No Autographs Please (cough)

Sandy here. Both WJR-AM radio and The Detroit Free Press have requested interviews with us concerning our latest book, The Complete Idiot’s Guide to Fun FAQs. Because interviews require focusing on a subject for an extended period of time, we’re understandably hesitant to do them. While developing our trivia chops since the early 1990s, Kara and I have become masters at taking a narrow subject and finding ways to expand it using tie-ins from pop culture, history, literature, whatever.

And, quite frankly, we do so darned much of it that it’s difficult to distinguish one job from another. When interviewers ask about a particular article done six months ago, we find it very tricky, since we’ve filled our minds with thousands of new bits of information since then. It’s like asking a baseball player about a particular pitch from earlier in the season. There have been so many since then that all you can really say is something generic like, “Yes, well, that was challenging, but I did my best.”

I’m happy to talk about our “craft,” but I even draw a blank when someone asks me for a random interesting fact. There are so many swimming through my head at all hours of the day and night that it becomes more and more difficult to pull out one from the batch. We try to FIND things, and we try to PROVE things, and while we’re at it, we do our best to LEARN things. But they don’t all stick.

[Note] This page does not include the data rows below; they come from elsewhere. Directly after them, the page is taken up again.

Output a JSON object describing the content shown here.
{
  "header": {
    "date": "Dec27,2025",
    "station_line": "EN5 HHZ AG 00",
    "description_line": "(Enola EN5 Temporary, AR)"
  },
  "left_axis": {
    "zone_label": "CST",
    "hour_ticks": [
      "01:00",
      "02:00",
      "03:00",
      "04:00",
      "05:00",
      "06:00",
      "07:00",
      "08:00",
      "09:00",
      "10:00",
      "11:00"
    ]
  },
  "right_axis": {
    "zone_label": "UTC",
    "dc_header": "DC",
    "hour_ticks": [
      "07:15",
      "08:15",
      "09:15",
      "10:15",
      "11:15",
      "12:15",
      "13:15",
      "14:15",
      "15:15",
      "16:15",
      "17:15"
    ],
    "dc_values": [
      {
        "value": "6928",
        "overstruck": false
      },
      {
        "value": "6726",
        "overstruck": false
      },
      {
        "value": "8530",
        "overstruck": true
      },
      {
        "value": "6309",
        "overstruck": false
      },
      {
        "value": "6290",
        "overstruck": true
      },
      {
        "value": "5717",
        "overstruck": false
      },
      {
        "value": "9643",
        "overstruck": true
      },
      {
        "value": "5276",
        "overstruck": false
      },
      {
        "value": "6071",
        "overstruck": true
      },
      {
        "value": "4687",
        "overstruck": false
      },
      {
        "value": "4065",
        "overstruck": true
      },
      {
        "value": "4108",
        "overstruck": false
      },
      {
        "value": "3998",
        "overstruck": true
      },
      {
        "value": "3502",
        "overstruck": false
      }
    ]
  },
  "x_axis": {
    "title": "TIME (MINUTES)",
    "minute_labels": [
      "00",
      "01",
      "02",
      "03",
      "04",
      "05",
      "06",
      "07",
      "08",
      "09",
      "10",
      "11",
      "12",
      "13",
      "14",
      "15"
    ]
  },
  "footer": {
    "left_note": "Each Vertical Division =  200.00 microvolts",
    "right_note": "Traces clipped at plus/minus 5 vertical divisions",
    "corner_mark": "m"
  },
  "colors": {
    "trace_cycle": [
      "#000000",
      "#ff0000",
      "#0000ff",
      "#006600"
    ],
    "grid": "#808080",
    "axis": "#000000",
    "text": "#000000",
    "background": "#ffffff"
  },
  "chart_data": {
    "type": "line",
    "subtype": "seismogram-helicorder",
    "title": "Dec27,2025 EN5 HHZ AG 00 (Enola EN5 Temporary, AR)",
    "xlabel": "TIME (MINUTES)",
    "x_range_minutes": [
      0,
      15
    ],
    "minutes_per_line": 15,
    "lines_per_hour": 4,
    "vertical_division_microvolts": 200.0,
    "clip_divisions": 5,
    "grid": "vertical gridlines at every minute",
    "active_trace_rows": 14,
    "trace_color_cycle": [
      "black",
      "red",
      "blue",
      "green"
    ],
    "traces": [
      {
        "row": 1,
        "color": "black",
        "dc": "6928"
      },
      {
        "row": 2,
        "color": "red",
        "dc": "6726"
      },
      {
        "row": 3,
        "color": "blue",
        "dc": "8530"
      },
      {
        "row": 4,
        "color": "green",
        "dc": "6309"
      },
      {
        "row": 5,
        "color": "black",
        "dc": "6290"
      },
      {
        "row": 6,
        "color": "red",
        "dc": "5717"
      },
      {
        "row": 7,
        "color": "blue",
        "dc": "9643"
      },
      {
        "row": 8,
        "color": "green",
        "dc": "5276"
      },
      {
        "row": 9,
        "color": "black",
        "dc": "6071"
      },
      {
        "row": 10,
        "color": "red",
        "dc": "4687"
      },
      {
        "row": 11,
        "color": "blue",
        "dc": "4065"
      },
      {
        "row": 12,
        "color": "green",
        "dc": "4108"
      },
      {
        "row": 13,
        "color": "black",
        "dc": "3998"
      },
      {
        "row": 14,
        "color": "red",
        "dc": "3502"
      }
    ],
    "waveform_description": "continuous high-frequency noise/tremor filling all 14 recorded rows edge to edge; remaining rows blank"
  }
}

A few months back, I calculated our output in 2007, and here’s what I came up with:

  • Multiple-choice trivia questions: around 2,500
  • Paragraph-length facts: nearly 3,000
  • FAQ questions: around 1,200
  • Puzzles of varying descriptions: over 500

Combine these with additional things we’ve written (in print, online, and tied to merchandise) and I figure that we ran well over 500,000 words last year alone. Yow. It’s no wonder that the letters keep rubbing off our keyboards. And that doesn’t include the research and fact-checking work that we do for mental_floss, where we have to check every article in each issue for accuracy. That’s a full-time job in itself, with all the checking, reading, calling and digging it takes.

It’s a job that’s usually interesting, sometimes maddening, and often exhausting. But one thing Kara and I both agree on – without hesitation – is that there’s nothing else we’d rather do.

UPDATE: Our interview with Julie Hinds is schedule to run in The Detroit Free Press on Tuesday, August 5. There will be a photo as well, so consider yourselves warned.